Slides @ Cream Centre
I kneel with my children on the streets because they ask me questions (Libby). I kiss them, and people see us, and they smile. I haven't been in contact with a lot of Indian women with children, so maybe I don't know what I'm talking about. Will see on BSF. But I don't want worldly success for my children. They are very smart to have it, they will have it if that's my goal.
I want God's wisdom for them. I want them to follow my God by choice, not because I imposed Him to them.
I want them to love each other, I want them to feel free to explore within boundaries. I want them to know a C+ is fine if that was their very best. I don't want them to kill themselves over an F. I want them to know they are loved and accepted. I want them to know that the God of the universe, the only Creator made them beautiful. They don't have to adorn themselves. They don't have to pretend to be something or someone they are not. I want them to be authentic and not fake good behavior.

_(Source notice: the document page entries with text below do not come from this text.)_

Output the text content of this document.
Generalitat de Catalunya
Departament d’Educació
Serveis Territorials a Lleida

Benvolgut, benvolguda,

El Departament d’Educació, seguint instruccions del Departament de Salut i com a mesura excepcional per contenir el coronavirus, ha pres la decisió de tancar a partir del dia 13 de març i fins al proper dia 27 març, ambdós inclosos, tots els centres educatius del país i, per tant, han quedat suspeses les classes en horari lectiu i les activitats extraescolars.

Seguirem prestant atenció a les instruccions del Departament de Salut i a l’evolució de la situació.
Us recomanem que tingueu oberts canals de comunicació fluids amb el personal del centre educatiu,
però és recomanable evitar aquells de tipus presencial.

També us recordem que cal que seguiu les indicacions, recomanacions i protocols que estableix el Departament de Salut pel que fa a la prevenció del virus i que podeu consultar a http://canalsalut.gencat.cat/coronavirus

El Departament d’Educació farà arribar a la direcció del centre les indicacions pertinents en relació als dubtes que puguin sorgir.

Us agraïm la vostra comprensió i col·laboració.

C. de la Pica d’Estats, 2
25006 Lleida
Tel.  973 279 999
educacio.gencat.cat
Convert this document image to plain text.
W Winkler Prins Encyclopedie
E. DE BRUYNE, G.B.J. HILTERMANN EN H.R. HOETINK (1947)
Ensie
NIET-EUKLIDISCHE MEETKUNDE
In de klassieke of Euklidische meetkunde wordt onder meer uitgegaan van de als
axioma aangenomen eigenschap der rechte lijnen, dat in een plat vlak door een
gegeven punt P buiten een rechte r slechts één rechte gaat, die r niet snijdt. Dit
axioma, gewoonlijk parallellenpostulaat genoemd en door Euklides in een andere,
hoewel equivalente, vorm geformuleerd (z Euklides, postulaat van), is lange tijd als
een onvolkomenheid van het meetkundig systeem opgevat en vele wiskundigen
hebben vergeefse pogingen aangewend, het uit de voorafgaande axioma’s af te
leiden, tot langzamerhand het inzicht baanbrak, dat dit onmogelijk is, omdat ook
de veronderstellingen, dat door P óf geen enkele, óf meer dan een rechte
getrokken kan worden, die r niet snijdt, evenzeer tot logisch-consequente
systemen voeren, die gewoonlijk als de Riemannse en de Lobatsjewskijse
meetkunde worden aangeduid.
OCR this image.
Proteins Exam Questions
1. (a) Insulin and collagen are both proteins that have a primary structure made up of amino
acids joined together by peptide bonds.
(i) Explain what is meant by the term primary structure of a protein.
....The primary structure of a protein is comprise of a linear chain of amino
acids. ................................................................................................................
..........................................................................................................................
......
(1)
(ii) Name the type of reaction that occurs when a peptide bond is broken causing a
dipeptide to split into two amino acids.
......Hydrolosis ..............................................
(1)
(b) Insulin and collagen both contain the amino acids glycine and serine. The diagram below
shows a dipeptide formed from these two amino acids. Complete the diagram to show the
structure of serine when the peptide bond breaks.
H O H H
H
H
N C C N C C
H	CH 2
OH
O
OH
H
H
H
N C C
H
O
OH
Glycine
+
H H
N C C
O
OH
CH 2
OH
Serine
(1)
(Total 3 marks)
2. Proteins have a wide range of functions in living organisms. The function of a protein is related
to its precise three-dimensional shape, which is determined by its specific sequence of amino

I teach them right from wrong, but at the end it is their choice. There are consequences for every choice, even if the consequence doesn't come right away. I want them to choose right because they want to. I don't want them to fear me. I want them to trust me.
I want them to see God and His saving love and grace in their parents. And somehow I want to project that to Chennai's people while living here.